What BBC did not highlight was that the court has rejected all of Apple's claims related to the iPad. BBC also did not highlight that Samsung is free to sell its Galaxy Tab in Europe.
Meanwhile, over at another anti-FUD Web site,
advice about patent defence is being given. "This likely won't be everyone's cup of tea," states Professor Webbink, "but there is an interesting academic paper by Professor Colleen Chien of Santa Clara University School of Law entitled "Predicting Patent Litigation." You can download a free copy of the paper here [PDF] on the Social Science Research Network.
"The paper is interesting because Prof. Chien identifies a number of objective markers that identify a patent as being more likely of being asserted in litigation than the general population of patents. The really useful aspect of her analysis is that many of these markers can be discerned prior to the patent actually being asserted."

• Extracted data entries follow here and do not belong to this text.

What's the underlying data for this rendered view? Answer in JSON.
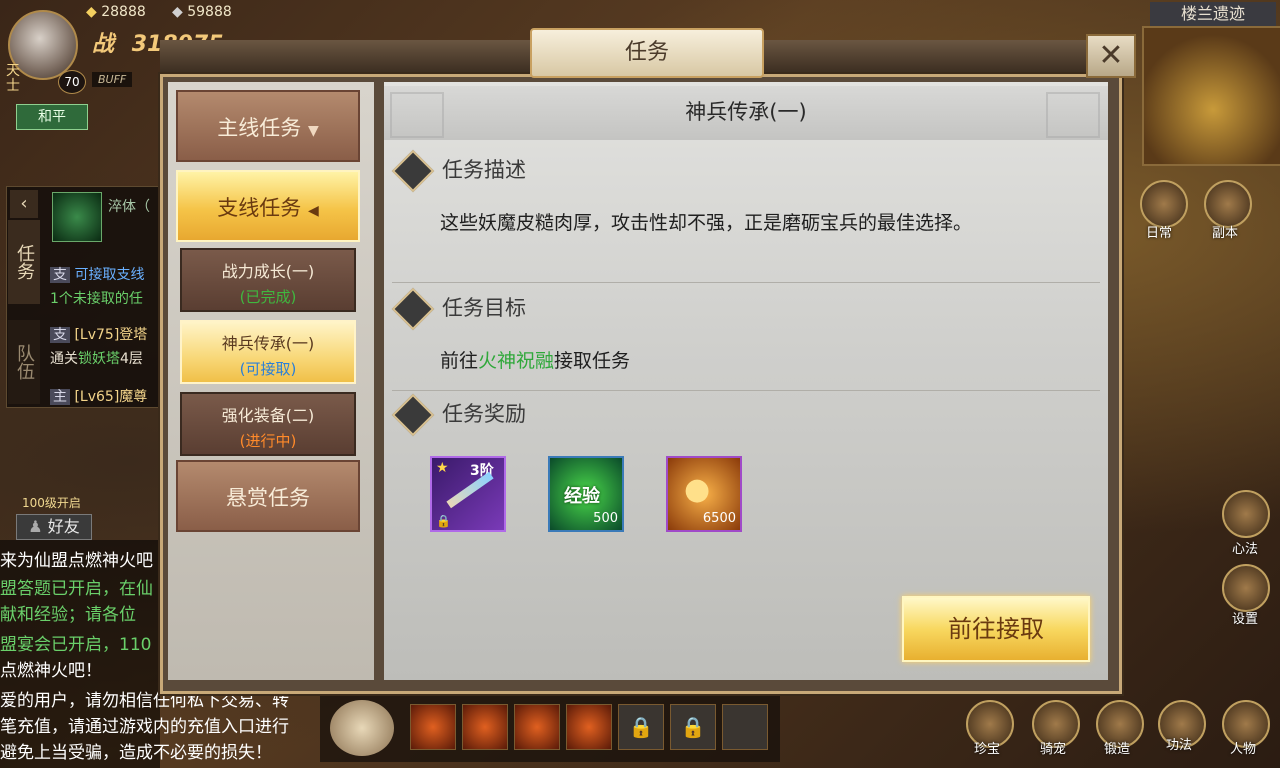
{
  "hud": {
    "currency1": "28888",
    "currency2": "59888",
    "player_level": "70",
    "power_label": "战",
    "power_value": "318975",
    "buff_label": "BUFF",
    "pk_mode": "和平",
    "name_partial": "天\n士"
  },
  "side_panel": {
    "tab_task": "任务",
    "tab_team": "队伍",
    "item_partial": "淬体（",
    "tasks": [
      {
        "tag": "支",
        "text": "可接取支线",
        "sub": "1个未接取的任"
      },
      {
        "tag": "支",
        "text": "[Lv75]登塔",
        "sub_prefix": "通关",
        "sub_green": "锁妖塔",
        "sub_suffix": "4层"
      },
      {
        "tag": "主",
        "text": "[Lv65]魔尊"
      }
    ],
    "friends_unlock": "100级开启",
    "friends_label": "好友"
  },
  "chat": [
    "来为仙盟点燃神火吧",
    "盟答题已开启，在仙",
    "献和经验；请各位",
    "盟宴会已开启，110",
    "点燃神火吧！",
    "爱的用户，请勿相信任何私下交易、转",
    "笔充值，请通过游戏内的充值入口进行",
    "避免上当受骗，造成不必要的损失！"
  ],
  "right_hud": {
    "map_title": "楼兰遗迹",
    "daily": "日常",
    "dungeon": "副本",
    "mental": "心法",
    "settings": "设置",
    "bottom": [
      "珍宝",
      "骑宠",
      "锻造",
      "功法",
      "人物"
    ]
  },
  "dialog": {
    "title": "任务",
    "categories": {
      "main": "主线任务",
      "side": "支线任务",
      "bounty": "悬赏任务"
    },
    "sub_tasks": [
      {
        "name": "战力成长(一)",
        "status": "(已完成)",
        "status_color": "#3fb83f"
      },
      {
        "name": "神兵传承(一)",
        "status": "(可接取)",
        "status_color": "#2b7fd8"
      },
      {
        "name": "强化装备(二)",
        "status": "(进行中)",
        "status_color": "#ff8a2a"
      }
    ],
    "detail": {
      "title": "神兵传承(一)",
      "desc_head": "任务描述",
      "desc": "这些妖魔皮糙肉厚，攻击性却不强，正是磨砺宝兵的最佳选择。",
      "goal_head": "任务目标",
      "goal_prefix": "前往",
      "goal_npc": "火神祝融",
      "goal_suffix": "接取任务",
      "reward_head": "任务奖励",
      "rewards": [
        {
          "name": "weapon-reward",
          "grade": "3阶",
          "count": ""
        },
        {
          "name": "exp-reward",
          "label": "经验",
          "count": "500"
        },
        {
          "name": "coin-reward",
          "count": "6500"
        }
      ],
      "go_button": "前往接取"
    }
  }
}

It is nice to see academia getting involved in such research because academics -- unlike patent lawyers -- do not speak for their patents-dependent wallet. They just work with the data they have and almost every time they just find that software patents are bad for the economy, competition, etc. There is a recent
study on this.
The BBC was supposed to be different. Since it is funded by the public, it is supposed to be agenda-agnostic, but it is not. If it hires senior staff from Microsoft UK, it is only a matter of time before it become some anti-Linux propaganda machine at worst and one that totally ignores GNU/Linux at best (in reality it's a mixture of both).